Last time I wrote about an ABI pitfall involving callee vs. caller saved registers. This time, I’ll talk about a particularly nasty bug involving the difference between call by value and call by reference.
Review
I expect most readers will already have a handle on the difference between call by value and call by reference, and will be more interested in the bug that is this subject of this post. If you fall into this category, you may want to skip this section; It’s just a review of that material.
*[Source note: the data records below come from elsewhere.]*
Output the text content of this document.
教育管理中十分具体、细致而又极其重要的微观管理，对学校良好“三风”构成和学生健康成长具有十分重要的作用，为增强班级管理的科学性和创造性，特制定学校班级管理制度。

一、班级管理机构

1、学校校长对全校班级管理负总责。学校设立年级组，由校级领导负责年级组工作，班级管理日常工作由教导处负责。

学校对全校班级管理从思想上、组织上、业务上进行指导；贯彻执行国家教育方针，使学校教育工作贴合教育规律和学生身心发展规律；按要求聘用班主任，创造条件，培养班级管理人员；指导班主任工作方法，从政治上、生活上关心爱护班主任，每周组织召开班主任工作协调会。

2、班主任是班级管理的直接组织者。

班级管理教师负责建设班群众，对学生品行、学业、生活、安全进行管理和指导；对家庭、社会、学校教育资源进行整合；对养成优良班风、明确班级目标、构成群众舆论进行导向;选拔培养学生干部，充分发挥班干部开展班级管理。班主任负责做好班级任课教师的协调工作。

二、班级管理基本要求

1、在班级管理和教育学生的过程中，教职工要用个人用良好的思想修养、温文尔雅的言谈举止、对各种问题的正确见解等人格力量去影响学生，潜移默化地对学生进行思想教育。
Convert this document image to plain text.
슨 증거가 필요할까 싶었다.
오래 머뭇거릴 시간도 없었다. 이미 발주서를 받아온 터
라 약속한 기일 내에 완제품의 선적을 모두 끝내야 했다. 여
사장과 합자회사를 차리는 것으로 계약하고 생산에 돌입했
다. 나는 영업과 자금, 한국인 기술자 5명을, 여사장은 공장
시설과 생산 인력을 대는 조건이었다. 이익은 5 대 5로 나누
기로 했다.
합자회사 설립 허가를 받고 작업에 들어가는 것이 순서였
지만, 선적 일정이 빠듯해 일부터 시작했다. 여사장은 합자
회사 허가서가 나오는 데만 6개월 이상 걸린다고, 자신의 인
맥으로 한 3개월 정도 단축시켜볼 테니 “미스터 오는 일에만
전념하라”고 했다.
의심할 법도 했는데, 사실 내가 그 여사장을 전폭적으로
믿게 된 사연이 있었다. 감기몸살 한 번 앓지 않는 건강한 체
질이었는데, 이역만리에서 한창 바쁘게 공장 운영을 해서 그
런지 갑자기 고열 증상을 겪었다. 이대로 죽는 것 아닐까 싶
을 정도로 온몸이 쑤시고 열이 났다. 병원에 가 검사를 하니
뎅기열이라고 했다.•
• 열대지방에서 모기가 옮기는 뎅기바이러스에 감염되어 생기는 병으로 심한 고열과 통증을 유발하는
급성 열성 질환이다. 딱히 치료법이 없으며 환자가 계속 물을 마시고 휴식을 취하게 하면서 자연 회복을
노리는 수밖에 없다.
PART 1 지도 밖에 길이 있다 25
Call by value vs. reference concerns the way parameters are passed to subroutines. With call by value, the subroutine gets it’s own private copy of the data. In contrast, with call by reference, the subroutine is provided with the location (reference) of the original data. The most important consequence is that with call by value, modifications to the data are not seen by the caller, whereas with call by reference they are. Consider the following C program:
#include <stdio.h>
int subroutine(int x) {
x++;
return x * 2;
}
int main(void) {
int y = 4;
printf("Before call : %d\n", y);
printf("Return value : %d\n", subroutine(y));
printf("After call : %d\n", y);
return 0;
}
First, we print the value of y
, which is 4
. Then, we pass y
to our subroutine
which first increments it’s argument, then returns twice the new value. We then print the result, which is 10
((y+1) * 2
).
We then print y
again, which yields its original value of 4
. The complete output is:
Before call : 4
Return value : 10
After call : 4
C uses call by value for parameter passing, but it also has pointers, which we can use to achieve call by reference. Let’s modify our program as follows:
#include <stdio.h>
int subroutine(int *x) {
(*x)++;
return (*x) * 2;
}
int main(void) {
int y = 4;
printf("Before call : %d\n", y);
printf("Return value : %d\n", subroutine(&y));
printf("After call : %d\n", y);
return 0;
}
It does almost the same thing, but now we give the subroutine a pointer to y
, instead of y
itself. The output is as follows:
Before call : 4
Return value : 10
After call : 5
This time, the increment inside the call is reflected int the caller, and so after the call y
is equal to 5
.
The Bug
The bug in question is something I hit in one of my early attempts at x86 interrupt handling code. The interrupt handlers themselves were short snippets of assembly which pushed the interrupt number on to the stack (along with a dummy error code, for the interrupts that didn’t supply them), and then jumped to a stub which looked something like this:
isr_stub:
/* save the general purpose registers */
pusha
/* save the old data segment */
movw %ds, %ax
pushl %eax
/* load the kernel data segment: */
movw $0x10, %ax
movw %ax, %ds
movw %ax, %es
movw %ax, %fs
movw %ax, %gs
cld
call int_handler_common
/* clean up the stack and restore the old data segment. */
popl %eax
popl %eax
movw %ax, %ds
movw %ax, %es
movw %ax, %fs
movw %ax, %gs
popa
addl $8, %esp
iret
It saves the registers and the current data segment, calls the interrupt handler written in C, and then restores them.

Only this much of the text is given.